Introduction: Omega-3 fatty acid ethyl esters (omega-3), an eicosapentaenoic acid and docosahexaenoic acid preparation (Lotriga®, Takeda Pharmaceutical Company Limited), are approved in Japan to treat triglyceridemia. We investigated the effects of omega-3 on vascular endothelial function, measured by flow-mediated dilation (FMD).
Methods: Patients with dyslipidemia receiving 3-hydroxy-3-methyl-glutaryl-coenzyme A (HMG-CoA) reductase inhibitors were randomized 1:1 to receive omega-3 at 2 g (QD) or 4 g (2 g BID) for 8 weeks. The primary end point was the change from baseline of fasting %FMD in each treatment group. Secondary end points included the 4-h postprandial %FMD and 4-h postprandial triglyceride (TG) level.

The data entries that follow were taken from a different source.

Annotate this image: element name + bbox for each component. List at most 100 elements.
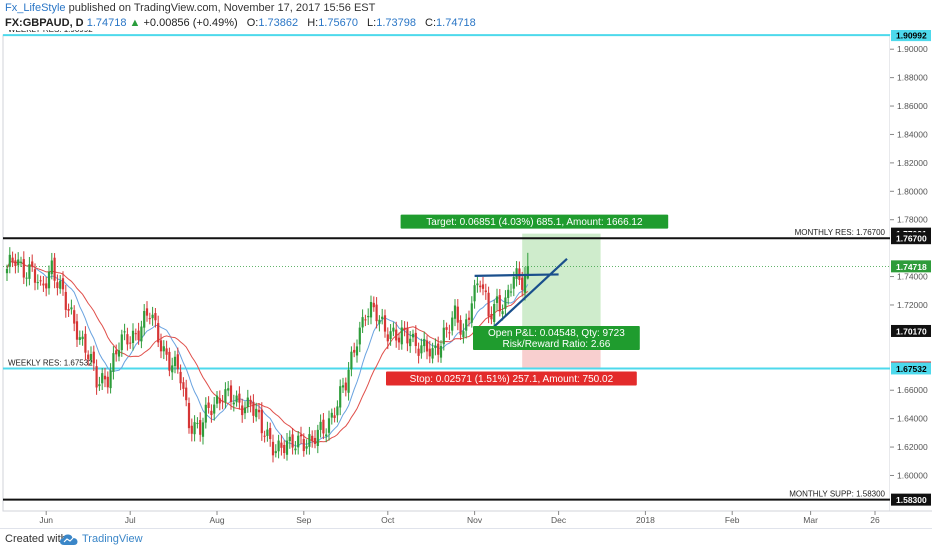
level-label-1: MONTHLY RES: 1.76700	[795, 228, 886, 237]
author-link[interactable]: Fx_LifeStyle	[5, 2, 66, 14]
candle-body	[378, 319, 381, 324]
candle-body	[145, 308, 149, 316]
open-value: 1.73862	[258, 17, 299, 29]
published-text: published on TradingView.com, November 1…	[68, 2, 376, 14]
candle-body	[425, 340, 429, 352]
candle-body	[218, 398, 221, 404]
target-zone	[522, 233, 601, 331]
candle-body	[61, 278, 65, 290]
candle-body	[299, 434, 303, 437]
candle-body	[201, 422, 205, 437]
high-value: 1.75670	[318, 17, 358, 29]
candle-body	[140, 326, 143, 342]
price-axis: 1.90000 1.88000 1.86000 1.84000 1.82000 1.800…	[890, 30, 932, 511]
candle-body	[199, 420, 202, 435]
candle-body	[369, 302, 373, 318]
price-tick: 1.78000	[897, 215, 928, 225]
candle-body	[115, 350, 118, 355]
candle-body	[333, 415, 336, 418]
candle-body	[451, 317, 454, 331]
close-label: C:	[425, 17, 437, 29]
candle-body	[406, 327, 409, 344]
candle-body	[154, 313, 157, 321]
candle-body	[313, 437, 317, 444]
candle-body	[453, 305, 457, 319]
open-label: O:	[246, 17, 259, 29]
candle-body	[344, 382, 347, 391]
time-tick: Dec	[551, 515, 567, 525]
plot-frame	[2, 34, 891, 512]
candle-body	[56, 282, 59, 289]
candle-body	[330, 412, 333, 418]
candle-body	[196, 422, 199, 424]
candle-body	[33, 269, 37, 283]
candle-body	[507, 289, 510, 298]
candle-body	[78, 337, 81, 340]
rr-label: Risk/Reward Ratio: 2.66	[502, 339, 610, 350]
candle-body	[490, 314, 493, 320]
candle-body	[173, 356, 177, 367]
candle-body	[383, 315, 387, 332]
candle-body	[75, 321, 79, 340]
candle-body	[143, 311, 146, 328]
last-price: 1.74718	[86, 17, 127, 29]
candle-body	[39, 280, 42, 282]
chart-publish-line: Fx_LifeStyle published on TradingView.co…	[5, 2, 375, 14]
time-tick: Sep	[296, 515, 311, 525]
candle-body	[409, 338, 412, 347]
candle-body	[151, 314, 154, 319]
price-label-box	[891, 362, 931, 375]
candle-body	[336, 406, 339, 416]
candle-body	[325, 434, 328, 437]
level-label-3: MONTHLY SUPP: 1.58300	[789, 490, 885, 499]
price-label: 1.90992	[896, 31, 927, 41]
price-tick: 1.60000	[897, 470, 928, 480]
candle-body	[59, 280, 62, 289]
candle-body	[277, 440, 280, 452]
time-tick: 26	[870, 515, 880, 525]
candle-body	[291, 434, 294, 448]
candle-body	[165, 348, 168, 355]
candle-body	[120, 334, 123, 351]
symbol-label[interactable]: FX:GBPAUD, D	[5, 17, 84, 29]
candle-body	[439, 345, 443, 358]
low-label: L:	[367, 17, 377, 29]
candle-body	[375, 304, 378, 322]
candle-body	[8, 254, 11, 267]
tradingview-cloud-icon[interactable]	[60, 533, 78, 551]
candle-body	[112, 353, 115, 372]
candle-body	[364, 319, 367, 321]
candle-body	[123, 331, 126, 333]
candle-body	[162, 346, 165, 352]
candle-body	[22, 259, 25, 278]
price-label-box	[891, 493, 931, 506]
price-label: 1.67532	[896, 364, 927, 374]
candle-body	[73, 310, 76, 324]
candle-body	[168, 351, 171, 371]
price-label: 1.58300	[896, 495, 927, 505]
candle-body	[129, 342, 132, 344]
candle-body	[395, 329, 398, 341]
price-chart[interactable]: WEEKLY RES: 1.90992 MONTHLY RES: 1.76700 W…	[0, 30, 932, 528]
candle-body	[341, 385, 345, 388]
candle-body	[193, 422, 196, 435]
candle-body	[448, 332, 451, 334]
candle-body	[305, 446, 308, 449]
candle-body	[381, 316, 384, 319]
candle-body	[389, 331, 392, 340]
candle-body	[31, 261, 34, 267]
candle-body	[19, 261, 23, 263]
candle-body	[14, 260, 17, 266]
candle-body	[109, 370, 112, 389]
tradingview-brand[interactable]: TradingView	[82, 533, 143, 545]
candle-body	[322, 419, 325, 434]
candle-body	[241, 405, 244, 416]
time-tick: Nov	[467, 515, 483, 525]
candle-body	[229, 385, 233, 403]
candle-body	[92, 351, 95, 364]
candle-body	[283, 444, 286, 454]
candle-body	[479, 285, 482, 288]
trendline-1	[482, 257, 568, 338]
candle-body	[53, 257, 56, 281]
level-label-0: WEEKLY RES: 1.90992	[8, 30, 93, 34]
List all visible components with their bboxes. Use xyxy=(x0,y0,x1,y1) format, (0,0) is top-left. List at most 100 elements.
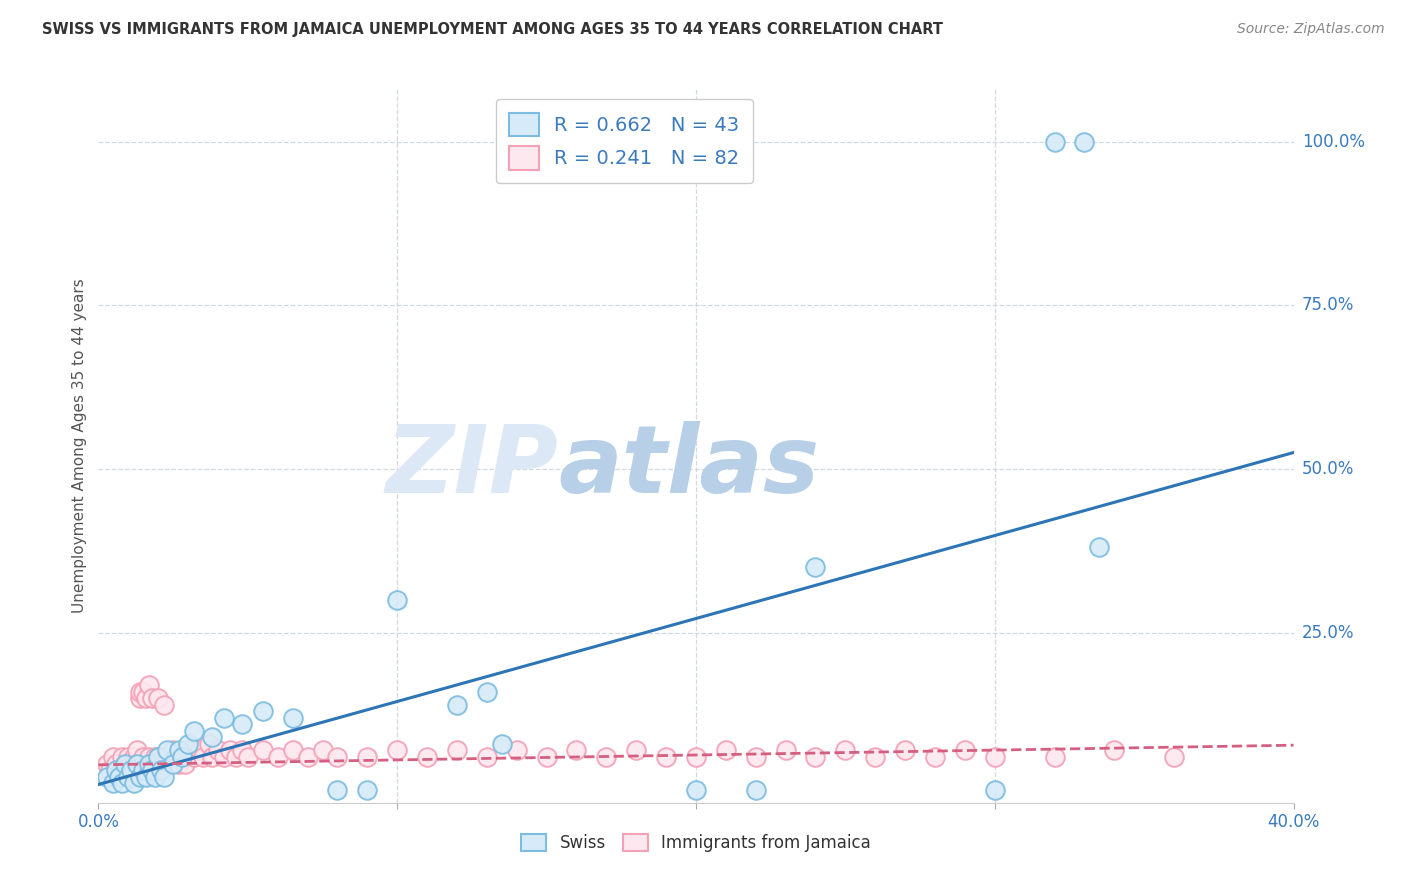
Point xyxy=(129,770,152,784)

Results: Thirty-seven patients were randomized to receive omega-3 at 2 g (n = 18) or 4 g (n = 19). Mean fasting %FMD did not increase from baseline to week 8 in the 2-g group (- 1.2%) or 4-g group (- 1.3%). Mean 4-h postprandial %FMD did not change from baseline to week 8 in the 2-g group (0.0%), but increased in the 4-g group (1.0%). Mean 4-h postprandial TG level decreased by 34.7 mg/dl from baseline over week 8 in the 2-g group, with a significantly larger decrease in the 4-g group of 75.9 mg/dl (p < 0.001). No new safety concerns were identified.
Conclusions: Fasting %FMD did not improve after 8 weeks of omega-3 treatment at 2 g or 4 g. After 8 weeks, 4-h postprandial TG levels showed improvement at both doses, with a greater reduction in the 4-g group.
Trial registration: ClinicalTrials.gov, ID: NCT02824432.
Keywords: Dyslipidemia; Flow-mediated dilation; Hyperlipidemia; Lotriga®; Omega-3 fatty acid ethyl esters; Triglyceridemia; Vascular endothelial function.